French commercial real estate giant Unibail-Rodamco will buy global mall operator Westfield Corp. for nearly $16 billion in cash and stock, the companies announced Tuesday.
The deal creates a commercial landlord juggernaut worth about $72 billion and comes at a time when malls are under great pressure for reinvention as online retailers continue to take market share.
Unibail will swap 0.01844 share of its stock, plus $2.67 in cash for each share of Westfield. That values Australia-based Westfield at 10.01 Australian dollars, or $7.55 per share. It’s a 17.8 percent premium over Westfield’s closing Monday price on the Australian Securities Exchange.
Unibail-Rodamco itself was created in a merger of France’s Unibail and Europe’s Rodamco in 2007, and Tuesday’s deal gives it a foothold in malls that have put dining at the forefront of the new mall experience.
Westfield operates shopping malls in New York’s World Trade Center, Los Angeles’ Century City and the two largest malls in Greater London.
And a reimagining of restaurants has been a main part of increasing the length of time shoppers spend on the property.

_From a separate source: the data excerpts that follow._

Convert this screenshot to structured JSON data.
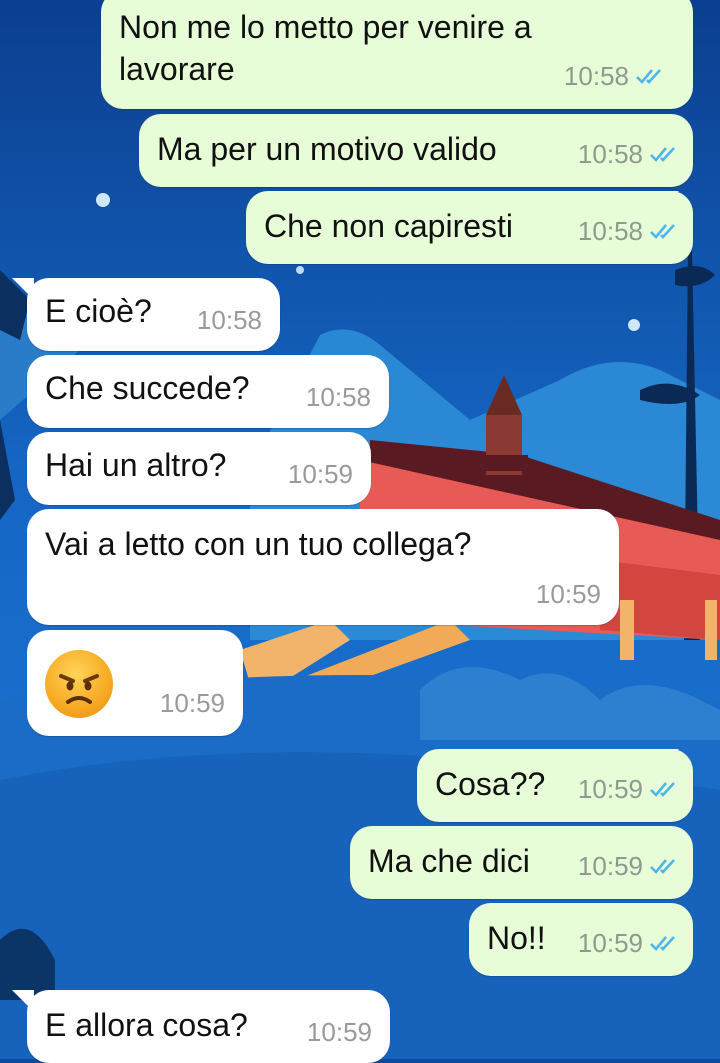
{
  "messages": [
    {
      "id": 1,
      "direction": "out",
      "text_line1": "Non me lo metto per venire a",
      "text_line2": "lavorare",
      "time": "10:58",
      "status": "read"
    },
    {
      "id": 2,
      "direction": "out",
      "text": "Ma per un motivo valido",
      "time": "10:58",
      "status": "read"
    },
    {
      "id": 3,
      "direction": "out",
      "text": "Che non capiresti",
      "time": "10:58",
      "status": "read"
    },
    {
      "id": 4,
      "direction": "in",
      "text": "E cioè?",
      "time": "10:58"
    },
    {
      "id": 5,
      "direction": "in",
      "text": "Che succede?",
      "time": "10:58"
    },
    {
      "id": 6,
      "direction": "in",
      "text": "Hai un altro?",
      "time": "10:59"
    },
    {
      "id": 7,
      "direction": "in",
      "text": "Vai a letto con un tuo collega?",
      "time": "10:59"
    },
    {
      "id": 8,
      "direction": "in",
      "emoji": "pouting-face",
      "time": "10:59"
    },
    {
      "id": 9,
      "direction": "out",
      "text": "Cosa??",
      "time": "10:59",
      "status": "read"
    },
    {
      "id": 10,
      "direction": "out",
      "text": "Ma che dici",
      "time": "10:59",
      "status": "read"
    },
    {
      "id": 11,
      "direction": "out",
      "text": "No!!",
      "time": "10:59",
      "status": "read"
    },
    {
      "id": 12,
      "direction": "in",
      "text": "E allora cosa?",
      "time": "10:59"
    }
  ],
  "colors": {
    "outgoing_bubble": "#e6fdd7",
    "incoming_bubble": "#ffffff",
    "read_ticks": "#4fb6ec",
    "wallpaper_sky": "#1566c4"
  },
  "icons": {
    "read_status": "double-check-icon",
    "emoji": "angry-face-icon"
  }
}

So, it’s goodbye to the food court and hello to dining terrace or the urban bistro.
The aim to completely replace the experience of eat and run at the food court to one where guests linger. And the dining runs from fast food to destination eateries with an eye toward popular local names.

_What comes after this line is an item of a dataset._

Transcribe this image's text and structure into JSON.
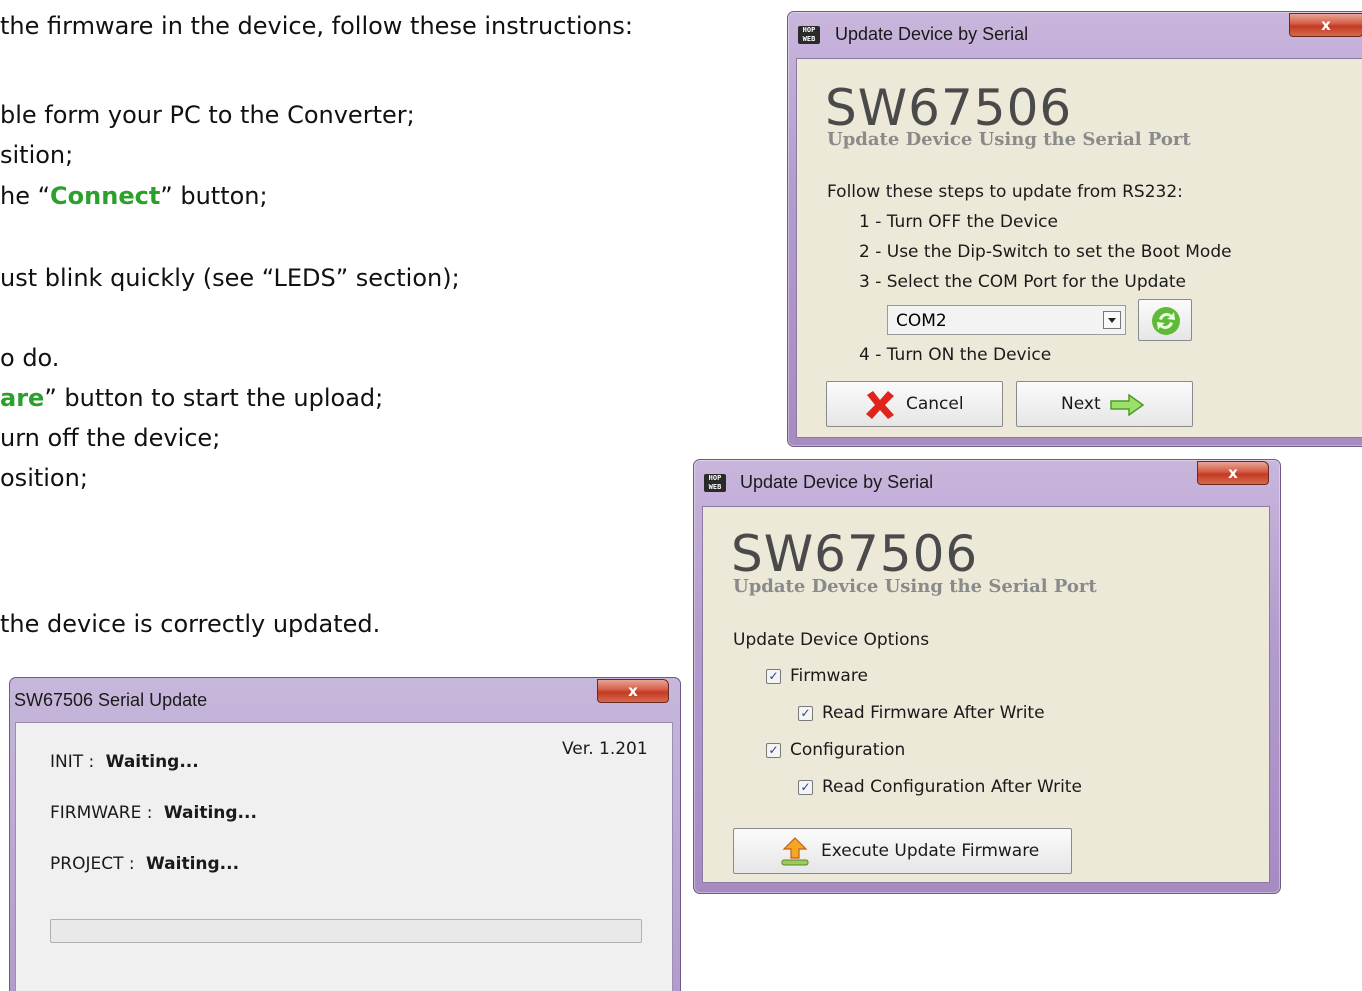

In 2016, Tuscan-farmhouse themed chain Il Fornaio decided to open a new location at The Village at Westfield Topanga in Woodland Hills, Calif.
“We think because of the visibility in this center and the amount of people and offices in the area, this will be above our unit average,” Michael Mindel, senior vice president of marketing at Il Fornaio, said at the time.
At Westfield Century City, there is Shake Shack, Eataly and a highly anticipated future opening of Din Tai Fung, known for long lines for its soup dumplings.
And at the Westfield Garden State Plaza in Paramus, N.J., the biggest mall in the state, Westfield announced at the beginning of 2017 it was completely revamping the food court. In addition to new furniture and fixtures, there were art installations and video screens (to compensate for an absence of a view on the lower level) and a Jersey Shore-themed play area when it opened in the fall.
While initially the restaurants were the same as the earlier food court, South American restaurants Salsa Arepa opened its first location at the mall in November.
When the deal is completed, the newly formed company will have 104 prime assets in 13 countries.
It will have shopping malls in London, Los Angeles, Munich, New York, Paris, San Francisco, San Jose, Stockholm, Vienna, Madrid and Warsaw.